In In re T.M. and A.M., 2016 VT 23 (February 12, 2016), the Vermont Supreme Court concluded that the State failed to demonstrate by a clear and convincing evidence that there were sufficient changed circumstances to warrant a modification of a disposition order with concurrent goals of reunification and adoption, and so reversed the ordered modification.

Issue: Father appealed the order modifying a previous disposition order and terminating his parental rights, on the grounds that there had not been the required changed circumstances and that he had satisfied all of the goals in the prior order and remedied the circumstances that led to his children’s placement in the State’s custody.

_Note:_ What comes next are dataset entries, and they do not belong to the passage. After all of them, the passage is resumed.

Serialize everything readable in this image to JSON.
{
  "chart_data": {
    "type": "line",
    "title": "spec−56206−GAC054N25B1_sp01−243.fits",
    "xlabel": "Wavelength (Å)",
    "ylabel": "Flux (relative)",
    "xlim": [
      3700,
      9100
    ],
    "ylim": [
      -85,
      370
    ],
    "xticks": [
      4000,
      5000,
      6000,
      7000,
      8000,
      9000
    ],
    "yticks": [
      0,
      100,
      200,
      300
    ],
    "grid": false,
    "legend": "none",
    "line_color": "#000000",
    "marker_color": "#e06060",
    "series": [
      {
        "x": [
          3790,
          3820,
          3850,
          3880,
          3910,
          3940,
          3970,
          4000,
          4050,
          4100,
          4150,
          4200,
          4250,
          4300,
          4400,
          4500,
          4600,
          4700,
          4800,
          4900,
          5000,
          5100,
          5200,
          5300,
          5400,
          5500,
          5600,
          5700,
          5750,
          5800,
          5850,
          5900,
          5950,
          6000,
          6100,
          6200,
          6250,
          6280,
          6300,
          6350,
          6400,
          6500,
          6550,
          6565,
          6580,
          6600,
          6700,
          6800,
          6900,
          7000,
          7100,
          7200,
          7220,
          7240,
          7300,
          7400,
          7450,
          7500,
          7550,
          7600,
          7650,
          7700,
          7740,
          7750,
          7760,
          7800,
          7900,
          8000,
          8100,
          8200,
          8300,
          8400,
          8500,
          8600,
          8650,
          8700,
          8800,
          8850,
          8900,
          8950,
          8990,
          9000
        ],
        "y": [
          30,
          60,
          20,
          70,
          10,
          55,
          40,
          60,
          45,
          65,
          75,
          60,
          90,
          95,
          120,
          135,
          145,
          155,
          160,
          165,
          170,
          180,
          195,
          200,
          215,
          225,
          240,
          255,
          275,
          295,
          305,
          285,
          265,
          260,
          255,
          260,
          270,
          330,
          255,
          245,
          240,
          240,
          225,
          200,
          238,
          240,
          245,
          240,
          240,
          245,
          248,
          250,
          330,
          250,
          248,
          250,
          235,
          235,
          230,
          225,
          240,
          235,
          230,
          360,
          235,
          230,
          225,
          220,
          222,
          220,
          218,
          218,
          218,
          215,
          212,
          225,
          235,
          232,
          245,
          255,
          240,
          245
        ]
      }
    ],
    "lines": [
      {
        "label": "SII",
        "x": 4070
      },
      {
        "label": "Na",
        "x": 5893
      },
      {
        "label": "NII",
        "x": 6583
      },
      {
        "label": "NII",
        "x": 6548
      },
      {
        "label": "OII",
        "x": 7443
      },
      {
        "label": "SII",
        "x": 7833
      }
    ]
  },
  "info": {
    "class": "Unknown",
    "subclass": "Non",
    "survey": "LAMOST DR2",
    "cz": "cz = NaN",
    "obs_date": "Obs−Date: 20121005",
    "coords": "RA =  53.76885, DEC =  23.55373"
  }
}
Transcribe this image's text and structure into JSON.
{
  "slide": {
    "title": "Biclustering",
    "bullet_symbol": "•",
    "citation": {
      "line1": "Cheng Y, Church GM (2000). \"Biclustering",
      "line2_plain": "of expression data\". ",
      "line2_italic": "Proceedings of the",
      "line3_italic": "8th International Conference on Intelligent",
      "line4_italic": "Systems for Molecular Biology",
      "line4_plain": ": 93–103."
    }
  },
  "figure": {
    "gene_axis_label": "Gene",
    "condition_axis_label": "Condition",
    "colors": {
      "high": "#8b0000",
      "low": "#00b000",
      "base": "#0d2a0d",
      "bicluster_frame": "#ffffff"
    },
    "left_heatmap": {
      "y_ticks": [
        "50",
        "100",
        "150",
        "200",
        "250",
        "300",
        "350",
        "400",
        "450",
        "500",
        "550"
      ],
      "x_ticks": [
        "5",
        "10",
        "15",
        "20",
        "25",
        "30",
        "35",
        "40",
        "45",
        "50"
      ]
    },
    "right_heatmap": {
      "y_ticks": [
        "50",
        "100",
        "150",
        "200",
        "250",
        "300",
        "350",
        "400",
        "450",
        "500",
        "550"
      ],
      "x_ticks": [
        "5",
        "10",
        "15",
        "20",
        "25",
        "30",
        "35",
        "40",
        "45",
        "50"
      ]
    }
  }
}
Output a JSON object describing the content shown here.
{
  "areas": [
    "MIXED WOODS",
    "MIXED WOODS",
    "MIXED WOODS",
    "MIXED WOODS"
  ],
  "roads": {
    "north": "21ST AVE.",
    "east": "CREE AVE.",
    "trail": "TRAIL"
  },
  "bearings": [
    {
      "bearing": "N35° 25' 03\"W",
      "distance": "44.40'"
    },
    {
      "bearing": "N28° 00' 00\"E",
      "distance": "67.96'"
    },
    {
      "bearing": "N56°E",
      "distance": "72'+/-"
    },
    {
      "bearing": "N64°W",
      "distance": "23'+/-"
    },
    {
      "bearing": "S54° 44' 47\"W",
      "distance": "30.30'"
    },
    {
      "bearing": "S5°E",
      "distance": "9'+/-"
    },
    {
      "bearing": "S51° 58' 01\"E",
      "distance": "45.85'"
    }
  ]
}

Holding: The Court held that in order to consider modifying a prior disposition order, the family court first must find by clear and convincing evidence that there has been a material change in circumstances in the children’s lives. In termination petitions, this threshold is usually established by parental stagnation, where the parent has failed to make the progress in ameliorating the conditions that led to state intervention. It was undisputed that the father satisfied most of the goals in the plan and played a constructive role in the children’s lives. The Court held that the evidence presented regarding father’s marijuana use, and his minimization of that use, was insufficient to establish stagnation, especially in light of the absence of evidence regarding the impact of the marijuana use, or his dishonesty regarding marijuana use, on his recovery from opiate addition or his ability to parent. The Court warned that is a narrow holding closely tied to the facts of the case.

Dissent: Reiber, C.J., filed a dissent, supporting the discretion of the trial court in its finding of changed circumstances. He raised concerns regarding the evidence and experts required for a finding of parental stagnation under the majority’s decision, and the implications it will have on other cases.